Клифф поднял бутыль с “Бруксайдским” и налил себе еще стакан. Пенни сидела рядом с ним, сложив руки на груди. Ее глаза блестели. Гордон вдруг осознал, что стоит навытяжку со сжатыми кулаками между кухней и гостиной. Он заставил себя сесть в кресло-качалку.
Клифф выпил полстакана, вытер рукавом глаза и вздохнул. Постепенно он овладел собой, и когда снова заговорил, в голосе его сквозила усталость, будто с каждым произнесенным словом уходила часть его эмоций:
— Этот командир вьетнамской разведроты просто прилип ко мне, не зная, что делать. Собрался уходить этой же ночью. Рисовые поля покрыло туманом. Он хотел, чтобы я с десятком вьетнамцев пошел на разведку. Я пошел. У этих мальцов имелись винтовки М-1, и они были испуганы до предела. Не успели мы пройти сотню метров, как первый напоролся ногой на что-то и начал орать. Немедленно раздалась пулеметная очередь, и мы подались назад в бамбуковую рощу.
Клифф откинулся на софе и небрежно обнял Пенни, тупо уставившись на бутыль.
— Из-за дождя появляются грибки, которые растут прямо в ваших носках. Ноги становятся белыми. Я пытался 1асиуть, но ногам сделалось так холодно, что, казалось, они отмерзли. И я проснулся с лишаем на языке. — Он на минуту замолчал. Пенни сидела, открыв рот, но ничего не говорила. Гордон почувствовал, что слишком энергично раскачивается в кресле, и замедлил темп.

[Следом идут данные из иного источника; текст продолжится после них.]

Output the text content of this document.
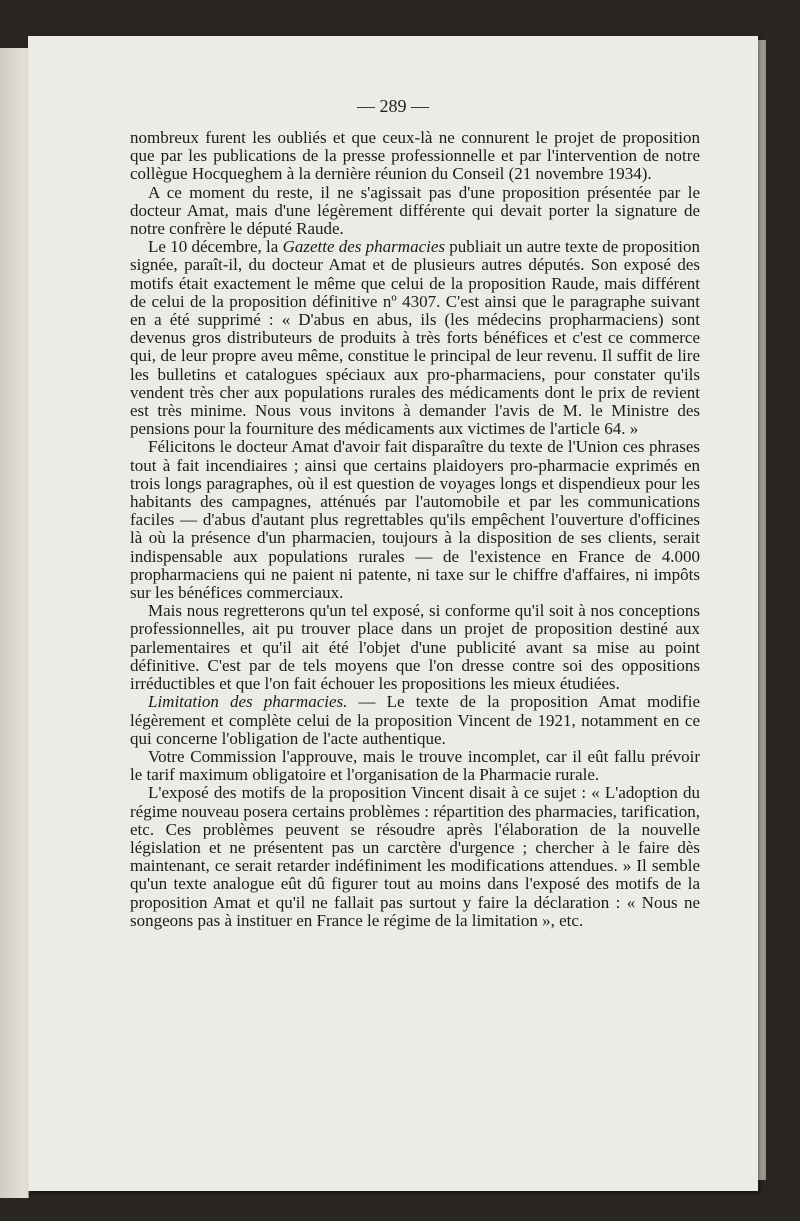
— 289 —

nombreux furent les oubliés et que ceux-là ne connurent le projet de proposition que par les publications de la presse professionnelle et par l'intervention de notre collègue Hocqueghem à la dernière réunion du Conseil (21 novembre 1934).

A ce moment du reste, il ne s'agissait pas d'une proposition présentée par le docteur Amat, mais d'une légèrement différente qui devait porter la signature de notre confrère le député Raude.

Le 10 décembre, la Gazette des pharmacies publiait un autre texte de proposition signée, paraît-il, du docteur Amat et de plusieurs autres députés. Son exposé des motifs était exactement le même que celui de la proposition Raude, mais différent de celui de la proposition définitive nº 4307. C'est ainsi que le paragraphe suivant en a été supprimé : « D'abus en abus, ils (les médecins propharmaciens) sont devenus gros distributeurs de produits à très forts bénéfices et c'est ce commerce qui, de leur propre aveu même, constitue le principal de leur revenu. Il suffit de lire les bulletins et catalogues spéciaux aux pro-pharmaciens, pour constater qu'ils vendent très cher aux populations rurales des médicaments dont le prix de revient est très minime. Nous vous invitons à demander l'avis de M. le Ministre des pensions pour la fourniture des médicaments aux victimes de l'article 64. »

Félicitons le docteur Amat d'avoir fait disparaître du texte de l'Union ces phrases tout à fait incendiaires ; ainsi que certains plaidoyers pro-pharmacie exprimés en trois longs paragraphes, où il est question de voyages longs et dispendieux pour les habitants des campagnes, atténués par l'automobile et par les communications faciles — d'abus d'autant plus regrettables qu'ils empêchent l'ouverture d'officines là où la présence d'un pharmacien, toujours à la disposition de ses clients, serait indispensable aux populations rurales — de l'existence en France de 4.000 propharmaciens qui ne paient ni patente, ni taxe sur le chiffre d'affaires, ni impôts sur les bénéfices commerciaux.

Mais nous regretterons qu'un tel exposé, si conforme qu'il soit à nos conceptions professionnelles, ait pu trouver place dans un projet de proposition destiné aux parlementaires et qu'il ait été l'objet d'une publicité avant sa mise au point définitive. C'est par de tels moyens que l'on dresse contre soi des oppositions irréductibles et que l'on fait échouer les propositions les mieux étudiées.

Limitation des pharmacies. — Le texte de la proposition Amat modifie légèrement et complète celui de la proposition Vincent de 1921, notamment en ce qui concerne l'obligation de l'acte authentique.

Votre Commission l'approuve, mais le trouve incomplet, car il eût fallu prévoir le tarif maximum obligatoire et l'organisation de la Pharmacie rurale.

L'exposé des motifs de la proposition Vincent disait à ce sujet : « L'adoption du régime nouveau posera certains problèmes : répartition des pharmacies, tarification, etc. Ces problèmes peuvent se résoudre après l'élaboration de la nouvelle législation et ne présentent pas un carctère d'urgence ; chercher à le faire dès maintenant, ce serait retarder indéfiniment les modifications attendues. » Il semble qu'un texte analogue eût dû figurer tout au moins dans l'exposé des motifs de la proposition Amat et qu'il ne fallait pas surtout y faire la déclaration : « Nous ne songeons pas à instituer en France le régime de la limitation », etc.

— Сначала я думал, что это лист или еще что-то, и попытался избавиться. Но у меня ничего не вышло. Тогда один из вьетнамцев придавил меня к земле — я вскочил, начал бегать кругами и орать. Эта дрянь, командир роты, решил, что в наши ряды проник враг. А вьетнамец положил мне на язык сапожный крем и вытащил лишаи — маленькую мохнатую штучку. Целый день я чувствовал привкус сапожного крема и до сих пор вздрагиваю, вспоминая это. К полудню нам на помощь пришел батальон и отбил вьетконговцев. — Он взглянул на Гордона. — Только когда мы вернулись на базу, я снопа вспомнил о Берни…
Клифф пробыл у них до поздней ночи. По мере того как он выпивал стакан за стаканом сладкое вино, его рассказы становились все более ностальгическими. Пенни сидела на софе, поджав ноги и изредка покачивая головой, взгляд ее где-то блуждал. Гордон время от времени задавал вопросы, понимающе кивал, бормоча что-то одобрительное, но не очень прислушиваясь к рассказам Клиффа и наблюдая за Пенни.